Frequently Asked Questions.

1) What happens during a Sex Therapy session?

The first 2 sessions will be the initial assessment.  This may continue into session 3 depending on your history. An initial assessment will allow me to find out about your childhood, past relationships, sex education, any past trauma / abuse, patterns of behaviour in relationships / friendships etc. Knowing your history will help me to understand you better.

After the initial assessment we will focus on your goal for therapy. I will often suggest homework tasks, encourage you to explore your true thoughts and feelings and help you to understand the possible root cause of your distress.

2) What kind of homework tasks can I/we expect?

Homework tasks range from writing in your journal to helping you to become more mindful of what you are thinking or feeling about a particular situation. It may also include physical touch exercises that you can do in the privacy of your own home. I may recommend particular Ted Talks, books, intimacy exercises, mindfulness sessions or activities to encourage effective communication.

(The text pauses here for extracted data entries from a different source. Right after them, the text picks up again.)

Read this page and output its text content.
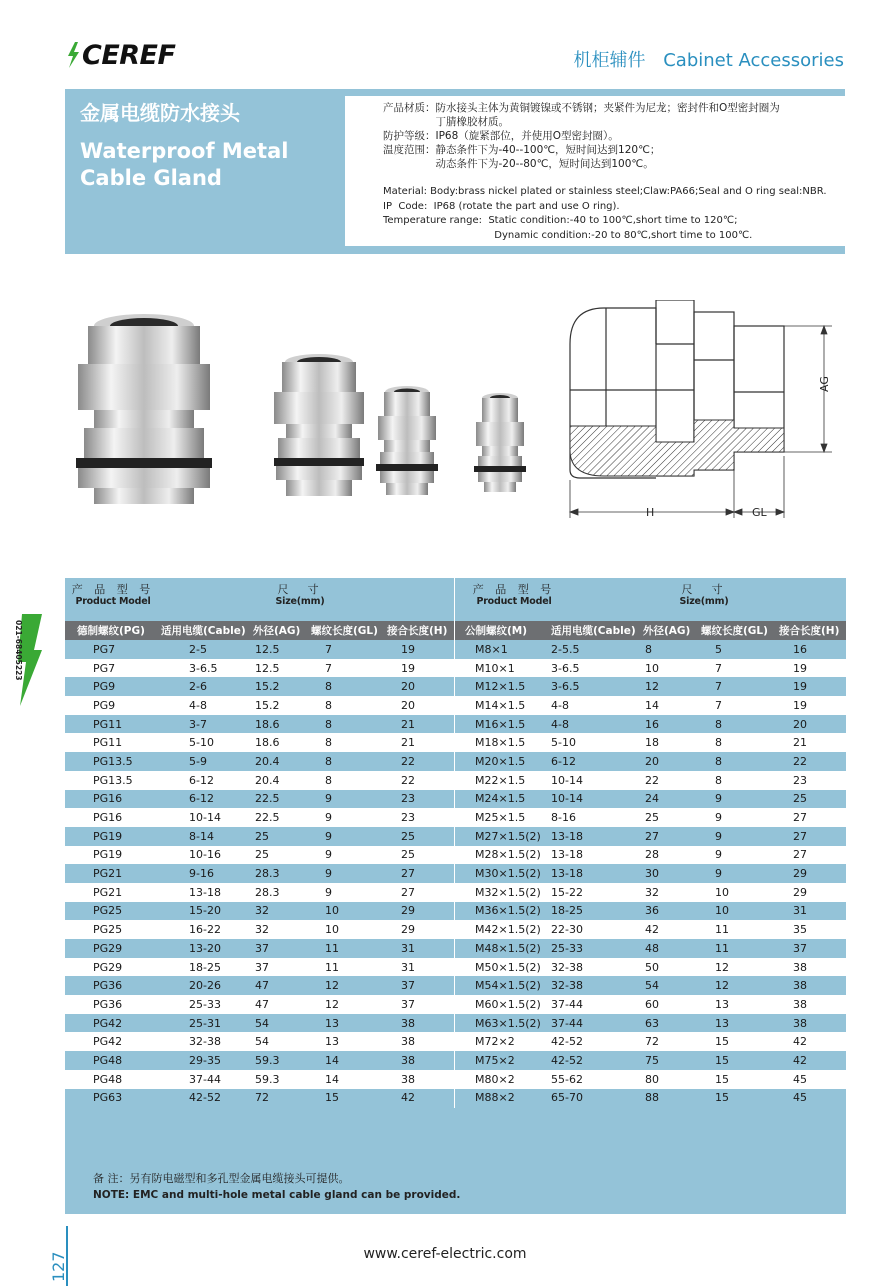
CEREF	机柜辅件 Cabinet Accessories
金属电缆防水接头
Waterproof Metal
Cable Gland
产品材质：防水接头主体为黄铜镀镍或不锈钢；夹紧件为尼龙；密封件和O型密封圈为
　　　　　丁腈橡胶材质。
防护等级：IP68（旋紧部位，并使用O型密封圈）。
温度范围：静态条件下为-40--100℃，短时间达到120℃；
　　　　　动态条件下为-20--80℃，短时间达到100℃。
Material: Body:brass nickel plated or stainless steel;Claw:PA66;Seal and O ring seal:NBR.
IP  Code:  IP68 (rotate the part and use O ring).
Temperature range:  Static condition:-40 to 100℃,short time to 120℃;
Dynamic condition:-20 to 80℃,short time to 100℃.
AG
H	GL
产 品 型 号
Product Model
尺　寸
Size(mm)
德制螺纹(PG)	适用电缆(Cable) 外径(AG)	螺纹长度(GL) 接合长度(H)
PG7	2-5	12.5	7	19
PG7	3-6.5	12.5	7	19
PG9	2-6	15.2	8	20
PG9	4-8	15.2	8	20
PG11	3-7	18.6	8	21
PG11	5-10	18.6	8	21
PG13.5	5-9	20.4	8	22
PG13.5	6-12	20.4	8	22
PG16	6-12	22.5	9	23
PG16	10-14	22.5	9	23
PG19	8-14	25	9	25
PG19	10-16	25	9	25
PG21	9-16	28.3	9	27
PG21	13-18	28.3	9	27
PG25	15-20	32	10	29
PG25	16-22	32	10	29
PG29	13-20	37	11	31
PG29	18-25	37	11	31
PG36	20-26	47	12	37
PG36	25-33	47	12	37
PG42	25-31	54	13	38
PG42	32-38	54	13	38
PG48	29-35	59.3	14	38
PG48	37-44	59.3	14	38
PG63	42-52	72	15	42
产 品 型 号
Product Model
尺　寸
Size(mm)
公制螺纹(M)	适用电缆(Cable) 外径(AG)	螺纹长度(GL)	接合长度(H)
M8×1	2-5.5	8	5	16
M10×1	3-6.5	10	7	19
M12×1.5	3-6.5	12	7	19
M14×1.5	4-8	14	7	19
M16×1.5	4-8	16	8	20
M18×1.5	5-10	18	8	21
M20×1.5	6-12	20	8	22
M22×1.5	10-14	22	8	23
M24×1.5	10-14	24	9	25
M25×1.5	8-16	25	9	27
M27×1.5(2) 13-18	27	9	27
M28×1.5(2) 13-18	28	9	27
M30×1.5(2) 13-18	30	9	29
M32×1.5(2) 15-22	32	10	29
M36×1.5(2) 18-25	36	10	31
M42×1.5(2) 22-30	42	11	35
M48×1.5(2) 25-33	48	11	37
M50×1.5(2) 32-38	50	12	38
M54×1.5(2) 32-38	54	12	38
M60×1.5(2) 37-44	60	13	38
M63×1.5(2) 37-44	63	13	38
M72×2	42-52	72	15	42
M75×2	42-52	75	15	42
M80×2	55-62	80	15	45
M88×2	65-70	88	15	45
备 注：另有防电磁型和多孔型金属电缆接头可提供。
NOTE: EMC and multi-hole metal cable gland can be provided.
021-68405223
127	www.ceref-electric.com
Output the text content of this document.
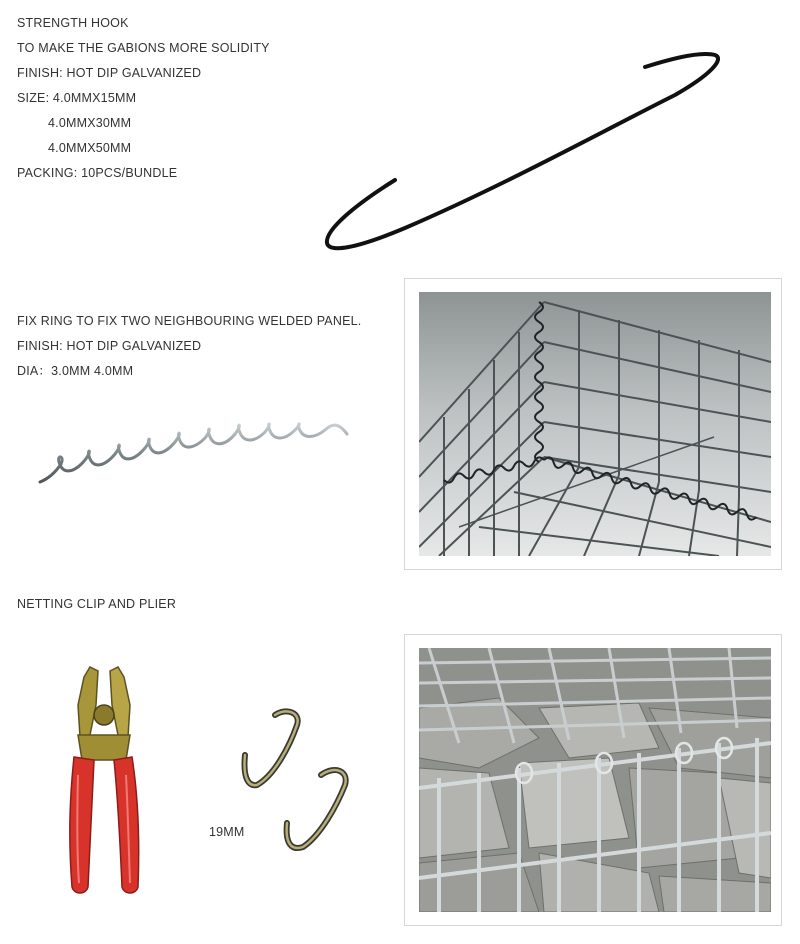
STRENGTH HOOK
TO MAKE THE GABIONS MORE SOLIDITY
FINISH: HOT DIP GALVANIZED
SIZE: 4.0MMX15MM
4.0MMX30MM
4.0MMX50MM
PACKING: 10PCS/BUNDLE
FIX RING TO FIX TWO NEIGHBOURING WELDED PANEL.
FINISH: HOT DIP GALVANIZED
DIA：3.0MM 4.0MM
NETTING CLIP AND PLIER
19MM
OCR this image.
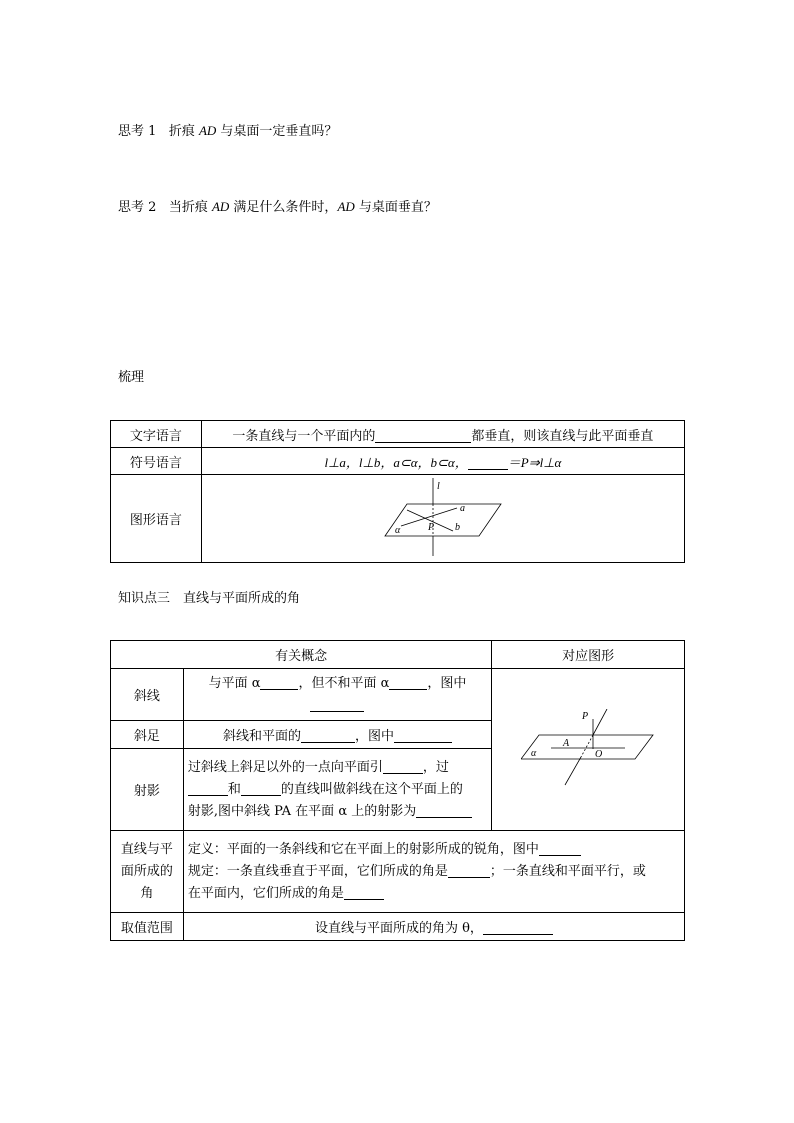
思考 1 折痕 AD 与桌面一定垂直吗？
思考 2 当折痕 AD 满足什么条件时，AD 与桌面垂直？
梳理
文字语言	一条直线与一个平面内的 都垂直，则该直线与此平面垂直
符号语言	l⊥a，l⊥b，a⊂α，b⊂α， ＝P⇒l⊥α
图形语言	l
a
b
P
α
知识点三　直线与平面所成的角
有关概念		对应图形
斜线	与平面 α ，但不和平面 α ，图中	P
A
O
α

斜足	斜线和平面的 ，图中	
射影	过斜线上斜足以外的一点向平面引 ，过
和 的直线叫做斜线在这个平面上的
射影,图中斜线 PA 在平面 α 上的射影为	
直线与平面所成的角	定义：平面的一条斜线和它在平面上的射影所成的锐角，图中
规定：一条直线垂直于平面，它们所成的角是 ；一条直线和平面平行，或
在平面内，它们所成的角是	
取值范围	设直线与平面所成的角为 θ，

3) Will we have to share details of our private, intimate sex life?

You share as much or as little as you would like. I have pretty much heard everything in my practice. I understand though that although discussions around sex are very comfortable for me, they can feel quite uncomfortable for others. Any question that you feel uncomfortable answering, please let me know.

4) I'm not sure if a Zoom video call would work for me. I think engagement would be better face-to-face.

Prior to the Covid lockdown running an online Sex Therapy practice seemed to be unheard of. Many of my clients have never met me in person, but have finished working with me, after a number of online therapy sessions-with their problem resolved.

In my experience video call has been just as effective as face-to-face sessions. I would suggest new clients try it for a few sessions to see how they feel.

5) How many sessions of therapy will I /we need on average and how often?

I would usually see couples for 6-12 sessions. On occasions this might be extended or a situation may arise where we agree that I will work solely with one partner to help with a particular ongoing issue/concern.

 

With individual therapy I would suggest at least 8 -12 sessions. Some clients may need more time to work through their difficulties. The key is to not rush the process and to give yourself time to reflect on what you're really thinking and feeling. Sometimes we have so many defence mechanisms working to 'keep us safe from perceived harm' that we're unable to access our true thoughts and feelings. Therapy provides you a safe place to explore what you need, to create lasting change in your life.

6) Is there any guarantee that sex and relationship therapy will work for me?

There are a range of factors that contribute to the success of therapy. Clients are required to complete suggested homework tasks, be willing to explore different perspectives, be honest about their thoughts and feelings, as well as to make sure they give themselves the space in-between sessions to reflect on the discussions had in sessions, and any feelings that may have consequently arisen. You will get the most out of your sessions, if you can remain open to the process.

7) Does sex therapy involve any physical touching or nudity?

Sex therapy is a 'talking therapy'. All participants will be fully clothed and no intimate physical touch will take place during sessions. Suggestions for (intimate) physical touch exercises may be given by the therapist to clients, to engage in, at home.

8) What should I / shouldn't I expect in my 20min free consultation?

You should expect to be given the opportunity to briefly tell me about your reasons for wanting to access therapy. You may also ask me any questions about the therapy process or any concerns you may have. This is not an opportunity to receive an answer to your issue nor any tips on how to resolve the issue. 20mins will not provide the time needed to fully understand your situation. It is simply a brief introduction.  We can then further explore your issue/s and work towards helping you to see improvements.

9) Can I access your services, whilst still working with my own Counsellor/Psychotherapist?

I wouldn't advise working with two mental health professionals at the same time in this way. There may be an overlap in the work that can create confusion and a sense of overwhelm for clients.

10) Do you help with tantric sex?

I am not a trained Tantra Instructor but can explain the practice and how you might wish to incorporate this into your sex life.